My love of New England chowder did not change my love of Manhattan chowder. I am originally from Long Island, New York, and our family used to go to Jones Beach, on the South shore of the island, to swim. We stayed for the evening water show and clam chowder. An elementary school student at the time, I loved the chowder and the little packets of round crackers that came with it.

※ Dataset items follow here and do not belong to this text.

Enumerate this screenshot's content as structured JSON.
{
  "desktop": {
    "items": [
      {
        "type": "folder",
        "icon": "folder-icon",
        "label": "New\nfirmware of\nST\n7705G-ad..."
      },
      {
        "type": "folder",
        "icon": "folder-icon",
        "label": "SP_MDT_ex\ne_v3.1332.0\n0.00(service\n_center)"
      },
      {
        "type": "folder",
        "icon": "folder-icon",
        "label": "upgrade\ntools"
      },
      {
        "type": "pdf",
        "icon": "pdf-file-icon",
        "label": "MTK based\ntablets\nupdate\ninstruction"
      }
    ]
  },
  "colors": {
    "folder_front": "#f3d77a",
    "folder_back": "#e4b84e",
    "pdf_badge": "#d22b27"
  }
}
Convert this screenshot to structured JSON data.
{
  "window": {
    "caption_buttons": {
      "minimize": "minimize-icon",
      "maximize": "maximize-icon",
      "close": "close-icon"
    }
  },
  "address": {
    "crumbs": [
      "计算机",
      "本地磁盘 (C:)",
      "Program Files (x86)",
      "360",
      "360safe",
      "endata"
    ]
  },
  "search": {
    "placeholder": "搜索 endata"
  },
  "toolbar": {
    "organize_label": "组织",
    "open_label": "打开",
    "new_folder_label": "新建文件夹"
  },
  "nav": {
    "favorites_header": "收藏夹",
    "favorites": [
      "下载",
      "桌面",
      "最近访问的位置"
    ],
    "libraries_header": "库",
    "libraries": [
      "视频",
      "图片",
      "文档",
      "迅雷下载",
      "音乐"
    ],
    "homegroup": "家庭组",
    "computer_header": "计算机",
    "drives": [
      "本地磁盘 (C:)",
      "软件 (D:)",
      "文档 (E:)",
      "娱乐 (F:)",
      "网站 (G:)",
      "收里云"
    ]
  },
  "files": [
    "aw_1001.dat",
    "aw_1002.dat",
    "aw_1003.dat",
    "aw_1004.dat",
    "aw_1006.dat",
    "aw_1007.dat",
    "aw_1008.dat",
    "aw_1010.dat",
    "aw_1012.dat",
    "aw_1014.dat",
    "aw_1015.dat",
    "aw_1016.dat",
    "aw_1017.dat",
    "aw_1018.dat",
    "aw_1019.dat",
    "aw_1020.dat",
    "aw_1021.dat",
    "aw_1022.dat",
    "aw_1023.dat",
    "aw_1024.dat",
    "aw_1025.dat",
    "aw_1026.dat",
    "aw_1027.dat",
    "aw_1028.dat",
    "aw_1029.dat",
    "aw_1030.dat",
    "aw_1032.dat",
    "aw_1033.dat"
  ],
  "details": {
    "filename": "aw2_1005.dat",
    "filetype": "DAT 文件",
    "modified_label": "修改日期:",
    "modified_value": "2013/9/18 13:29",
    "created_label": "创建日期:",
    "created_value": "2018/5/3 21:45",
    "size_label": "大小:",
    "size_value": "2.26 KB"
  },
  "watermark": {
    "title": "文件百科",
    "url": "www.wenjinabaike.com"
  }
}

Sometimes my mother made Manhattan clam chowder from scratch and it was delicious. Dad opened the clam shells and removed the meat with a small, stubby knife. I remember being a bit scared as I watched him. But chef and writer James Beard hated Manhattan chowder, according to http://www.whatscookingamerica.net. He described it as vegetable soup with clams dumped in it. With all due respect to James Beard, I love Manhattan chowder because of the vegetables and clams.
The http://www.whatscookingamerica.net Wet site says some food historians think Manhattan chowder was also known as Coney Island chowder and Fulton Market chowder, after the famous Fulton Fish market in New York City. Manhattan clam chowder was also called Connecticut chowder. I found many recipes for the tomato-based chowder in my cook books.
A recipe in “The Healthy Cook,” published by “Prevention Magazine,” contains clam juice, reduced sodium canned tomatoes, garlic, and hot pepper sauce. The original “Joy of Cooking” book recipe contains bacon, canned tomatoes, ketchup, and butter. Other Manhattan chowder recipes have green pepper in them. I didn’t want green pepper, ketchup, hot sauce, or garlic in my chowder.
What did I want? I wanted lots of clam flavor and lots of vegetables. Read my recipe and you will see it has more vegetables than clams. There is hardly any fat because the bacon fat has been cooked off. Canned clams and juice contain salt so I have omitted it from the recipe. Stir up a batch of Manhattan clam chowder today and give it the praise it deserves!
2 14.5-ounce cans of whole, no salt tomatoes and juice
4 6.5-ounce cans chopped clams and juice
1 8-ounce bottle clam juice
2 1/2 cups water
1 cup chopped celery
1 cup chopped yellow onions
1 cup sweet baby carrots (from a package)
1 medium potato, peeled and cut into small pieces
1/2 cup chopped Italian parsley
3 tablespoons pre-cooked real bacon pieces
1 teaspoon thyme leaves
1/4 teaspoon seasoned pepper
Pour canned tomatoes into soup kettle. Cut tomatoes into bite-size pieces with kitchen shears. Chop the celery and onions and add to soup kettle. Add remaining ingredients, cover and simmer for one hour. Or simmer in a slow cooker, on low, for four hours. This Manhattan clam chowder tastes even better the next day. Makes 12 one-cup servings.